Employers’ Views on Disability, Employability, and Labor Market Inclusion: A Phenomenographic Study

Purpose: This study aims to increase our understanding of employers’ views on the employability of people with disabilities. Despite employers’ significant role in labor market inclusion.

Results: The characteristics of employers’ views on the employability of people with disabilities can be described as multifaceted. Different understandings of the interplay between underlying individual-, workplace-, and authority-related aspects form three qualitatively different views of employability, namely as constrained by disability, independent of disability, and conditional. These views are also characterized on a meta-level through their association with the cross-cutting themes: trust, contribution, and support.

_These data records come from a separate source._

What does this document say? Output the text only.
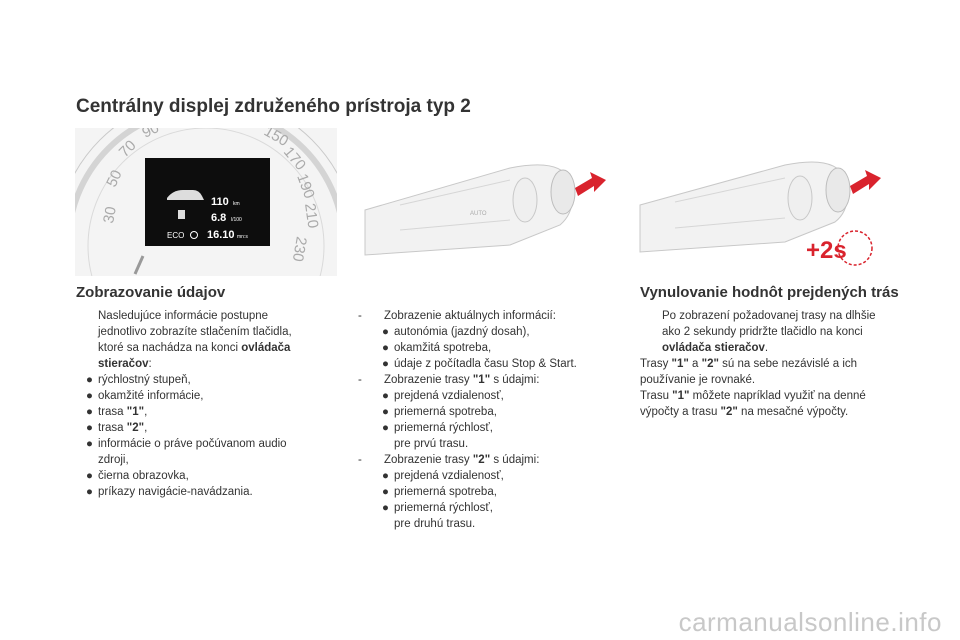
Centrálny displej združeného prístroja typ 2
30
50
70
90	150
170
190
210
230
110 km
6.8 l/100
ECO 16.10 mn:s
AUTO
+2s
Zobrazovanie údajov	Vynulovanie hodnôt prejdených trás
Nasledujúce informácie postupne
jednotlivo zobrazíte stlačením tlačidla,
ktoré sa nachádza na konci ovládača
stieračov:
● rýchlostný stupeň,
● okamžité informácie,
● trasa "1",
● trasa "2",
● informácie o práve počúvanom audio
zdroji,
● čierna obrazovka,
● príkazy navigácie-navádzania.
- Zobrazenie aktuálnych informácií:
● autonómia (jazdný dosah),
● okamžitá spotreba,
● údaje z počítadla času Stop & Start.
- Zobrazenie trasy "1" s údajmi:
● prejdená vzdialenosť,
● priemerná spotreba,
● priemerná rýchlosť,
pre prvú trasu.
- Zobrazenie trasy "2" s údajmi:
● prejdená vzdialenosť,
● priemerná spotreba,
● priemerná rýchlosť,
pre druhú trasu.
Po zobrazení požadovanej trasy na dlhšie
ako 2 sekundy pridržte tlačidlo na konci
ovládača stieračov.
Trasy "1" a "2" sú na sebe nezávislé a ich
používanie je rovnaké.
Trasu "1" môžete napríklad využiť na denné
výpočty a trasu "2" na mesačné výpočty.
carmanualsonline.info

Conclusions: The study presents a framework for understanding employers’ different views of employability for people with disabilities as a complex internal relationship between conceived individual-, workplace-, and authority-related aspects. Knowledge of the variation in conceptions of employability for people with disability may facilitate for rehabilitation professionals to tailor their support for building trustful partnerships with employers, which may enhance the inclusion of people with disabilities on the labor market.

Focus: Employment
Source: Disability and Rehabilitation
Readability: Expert
Type: Website Article
Open Source: No
Keywords: N/A
Learn Tags: Disability Employment Inclusive Practice
Summary: This Swedish study gauges employers’ attitudes around hiring people with disabilities. Among the variations are three major findings: 1) Employability as constrained by disability, 2) Employability as independent of disability, and 3) Employability as conditional.